At the nation's largest corporations, the pay of CEOs was up sharply in 2010. That should come as no surprise, really, considering that the stock market has been pretty strong, and U.S. corporate profits are at all-time high levels. But for the record, the benefits consulting firm of Towers Watson has looked at the numbers, and reports corner-office comp was up 17 percent last year.
This news come to us from the proxy statements of large corporations, which are required to report the pay of their top officers. (However, I don't think the rules require reporting the highest salaries, if they go to some super salesman or trader who is not in the ranks of senior management, so the biggest numbers might be even bigger.) The Towers Watson analysis found that the median total cash compensation, which includes base salary, as well as annual and discretionary bonus payments, increased 17% for CEOs in 2010. That compares with a 3% median increase in 2009.

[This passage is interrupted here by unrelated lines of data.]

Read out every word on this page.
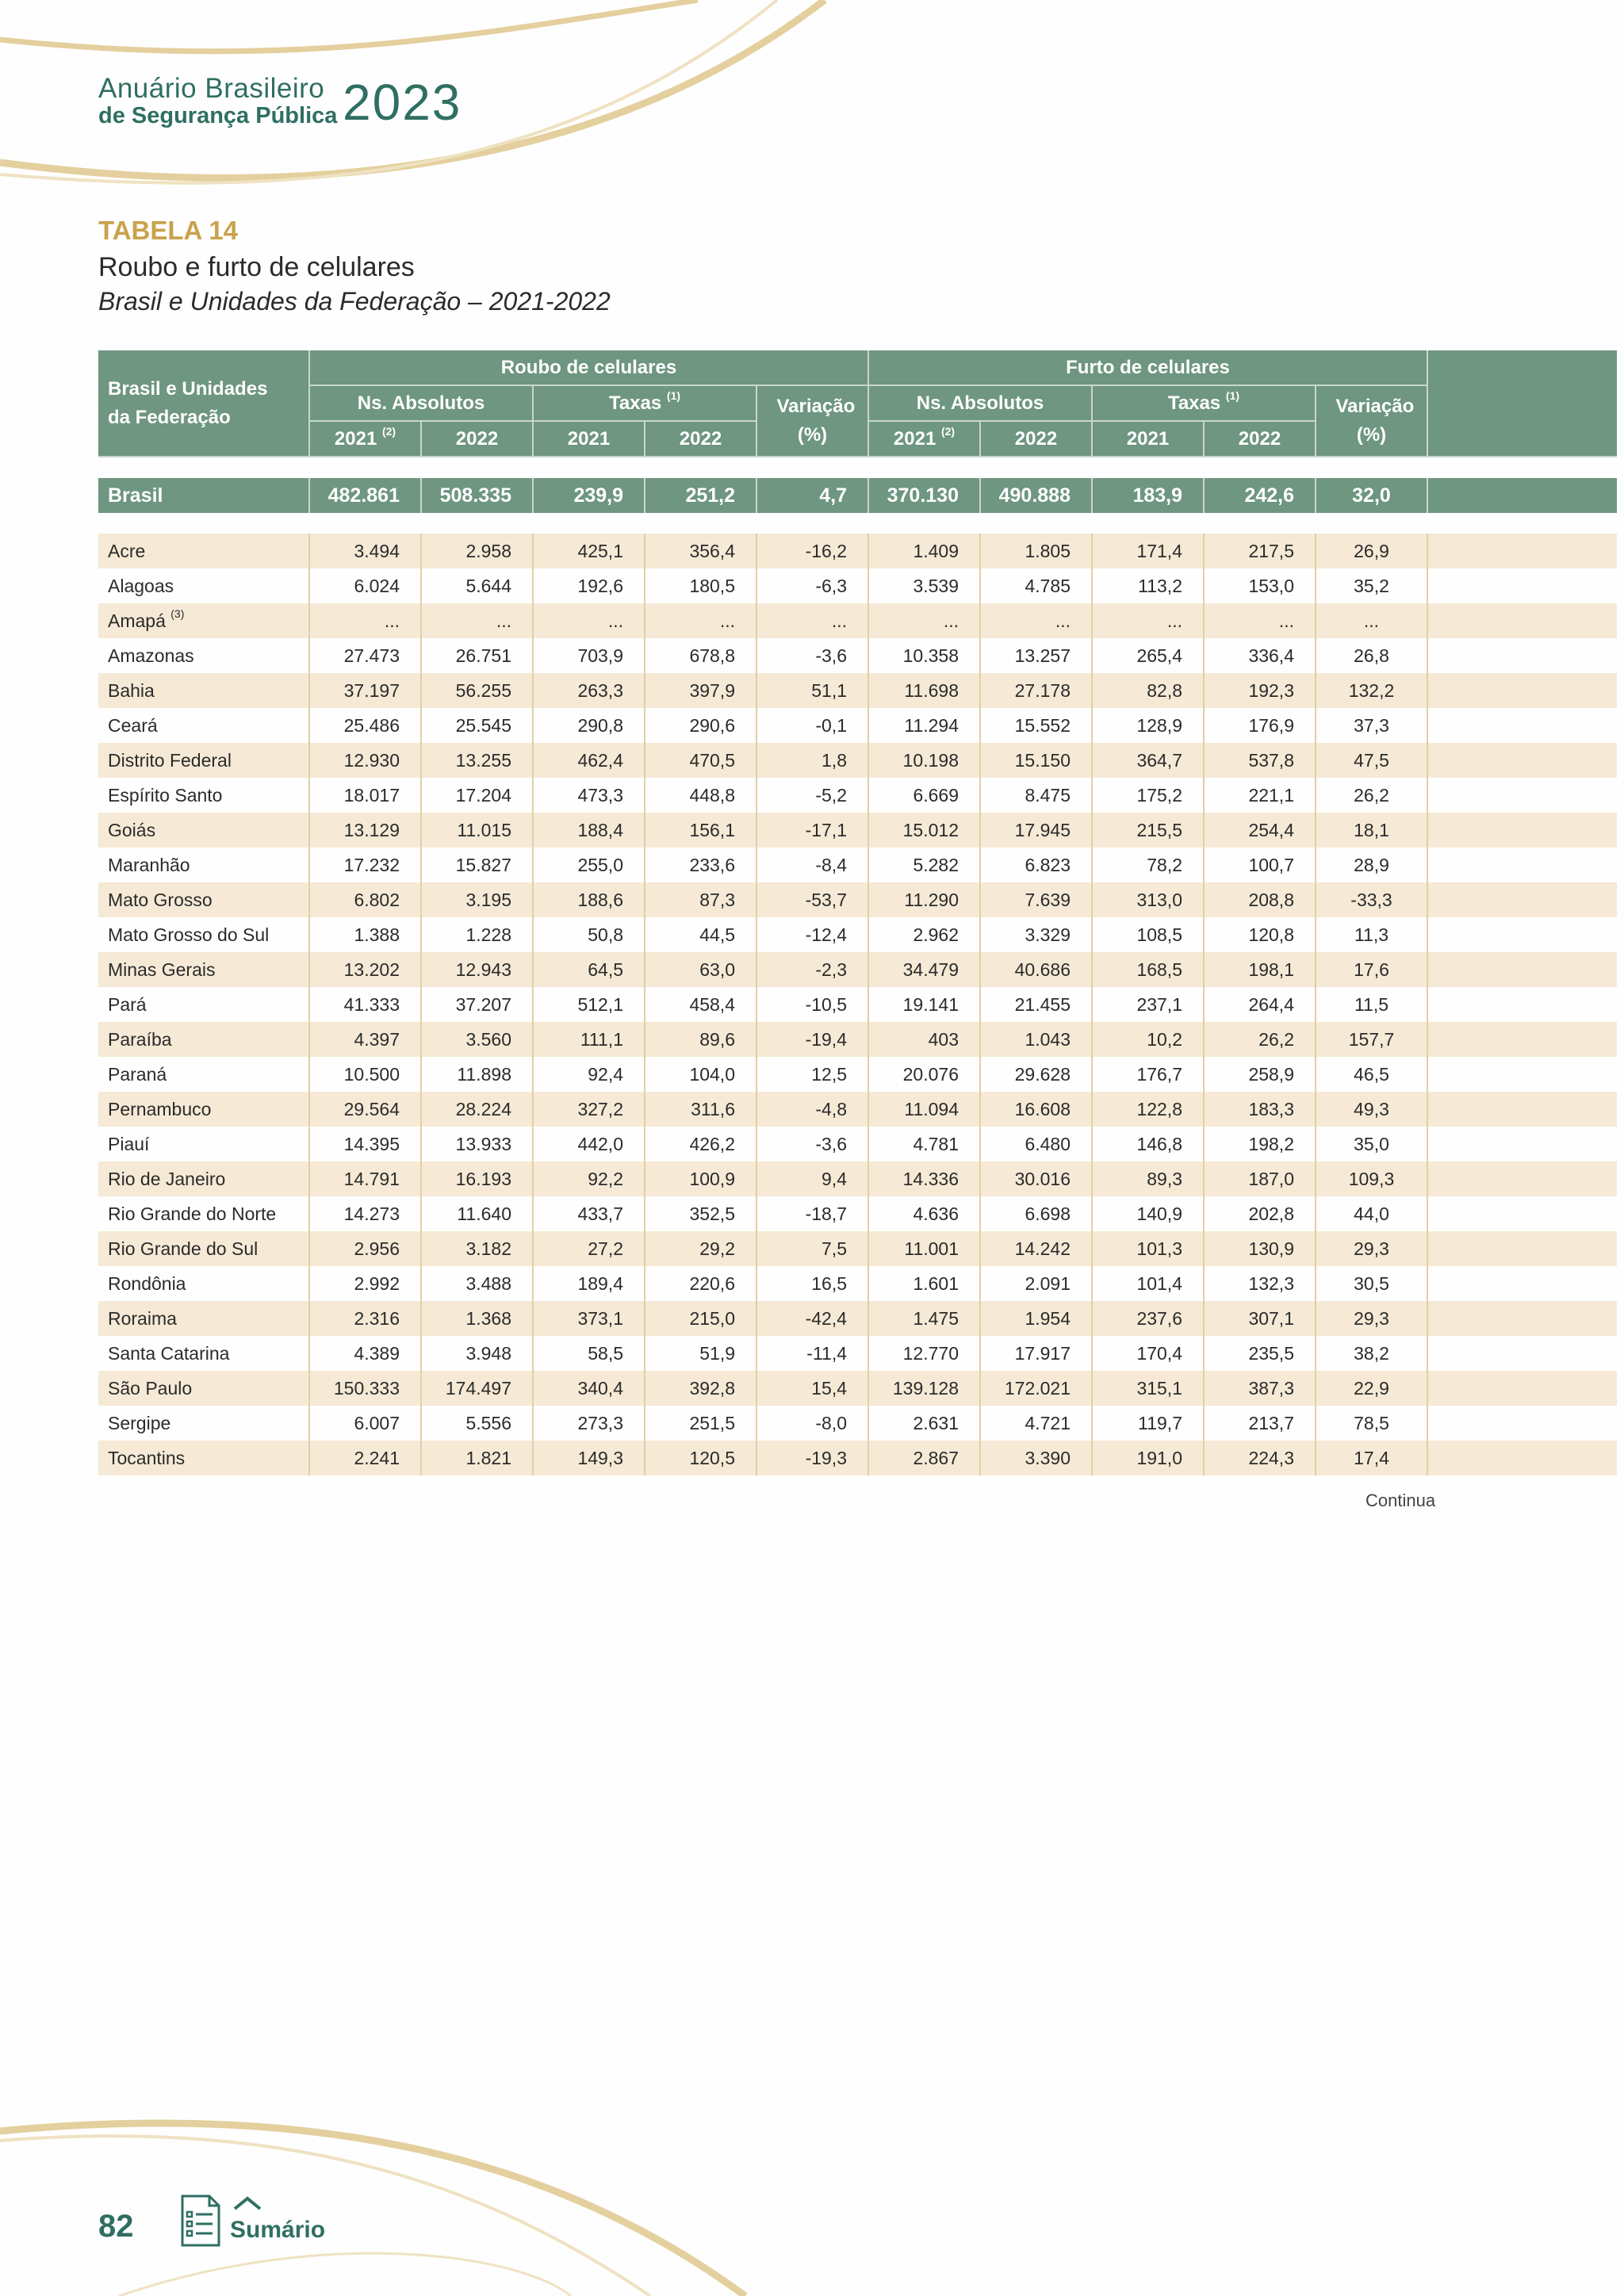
Anuário Brasileiro
de Segurança Pública 2023
TABELA 14
Roubo e furto de celulares
Brasil e Unidades da Federação – 2021-2022
Brasil e Unidades da Federação	Roubo de celulares					Furto de celulares					
	Ns. Absolutos		Taxas $^{(1)}$		Variação (%)	Ns. Absolutos		Taxas $^{(1)}$		Variação (%)	

	2021 $^{(2)}$	2022	2021	2022		2021 $^{(2)}$	2022	2021	2022		

Brasil	482.861	508.335	239,9	251,2	4,7	370.130	490.888	183,9	242,6	32,0	

Acre	3.494	2.958	425,1	356,4	-16,2	1.409	1.805	171,4	217,5	26,9	
Alagoas	6.024	5.644	192,6	180,5	-6,3	3.539	4.785	113,2	153,0	35,2	
Amapá $^{(3)}$	...	...	...	...	...	...	...	...	...	...	
Amazonas	27.473	26.751	703,9	678,8	-3,6	10.358	13.257	265,4	336,4	26,8	
Bahia	37.197	56.255	263,3	397,9	51,1	11.698	27.178	82,8	192,3	132,2	
Ceará	25.486	25.545	290,8	290,6	-0,1	11.294	15.552	128,9	176,9	37,3	
Distrito Federal	12.930	13.255	462,4	470,5	1,8	10.198	15.150	364,7	537,8	47,5	
Espírito Santo	18.017	17.204	473,3	448,8	-5,2	6.669	8.475	175,2	221,1	26,2	
Goiás	13.129	11.015	188,4	156,1	-17,1	15.012	17.945	215,5	254,4	18,1	
Maranhão	17.232	15.827	255,0	233,6	-8,4	5.282	6.823	78,2	100,7	28,9	
Mato Grosso	6.802	3.195	188,6	87,3	-53,7	11.290	7.639	313,0	208,8	-33,3	
Mato Grosso do Sul	1.388	1.228	50,8	44,5	-12,4	2.962	3.329	108,5	120,8	11,3	
Minas Gerais	13.202	12.943	64,5	63,0	-2,3	34.479	40.686	168,5	198,1	17,6	
Pará	41.333	37.207	512,1	458,4	-10,5	19.141	21.455	237,1	264,4	11,5	
Paraíba	4.397	3.560	111,1	89,6	-19,4	403	1.043	10,2	26,2	157,7	
Paraná	10.500	11.898	92,4	104,0	12,5	20.076	29.628	176,7	258,9	46,5	
Pernambuco	29.564	28.224	327,2	311,6	-4,8	11.094	16.608	122,8	183,3	49,3	
Piauí	14.395	13.933	442,0	426,2	-3,6	4.781	6.480	146,8	198,2	35,0	
Rio de Janeiro	14.791	16.193	92,2	100,9	9,4	14.336	30.016	89,3	187,0	109,3	
Rio Grande do Norte	14.273	11.640	433,7	352,5	-18,7	4.636	6.698	140,9	202,8	44,0	
Rio Grande do Sul	2.956	3.182	27,2	29,2	7,5	11.001	14.242	101,3	130,9	29,3	
Rondônia	2.992	3.488	189,4	220,6	16,5	1.601	2.091	101,4	132,3	30,5	
Roraima	2.316	1.368	373,1	215,0	-42,4	1.475	1.954	237,6	307,1	29,3	
Santa Catarina	4.389	3.948	58,5	51,9	-11,4	12.770	17.917	170,4	235,5	38,2	
São Paulo	150.333	174.497	340,4	392,8	15,4	139.128	172.021	315,1	387,3	22,9	
Sergipe	6.007	5.556	273,3	251,5	-8,0	2.631	4.721	119,7	213,7	78,5	
Tocantins	2.241	1.821	149,3	120,5	-19,3	2.867	3.390	191,0	224,3	17,4	
Continua
82	Sumário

The Towers Watson report continues:
Nearly three out of four CEOs (72%) received bonuses in excess of 100% of their 2010 target annual bonus. That's the largest percentage of CEOs to have received more than 100% of their target bonus since 2007. Conversely, less than one in 10 CEOs (8%) either received no bonus or less than half of their target bonus, a sharp decline from 21% the previous year.Great that so many were able to beat their targets. In the meantime, average wages in the U.S. are not climbing as fast -- the March 2011 Employment Situation from the Bureau of Labor Statistics reveals that average weekly earnings were $784.44, up 2.3 percent from a year earlier. The BLS also reports that broad inflation was up 2.1 percent in 12 months ending in February 2011.
The rest of us happy to still have what jobs we have, and pulling hard just to stay even.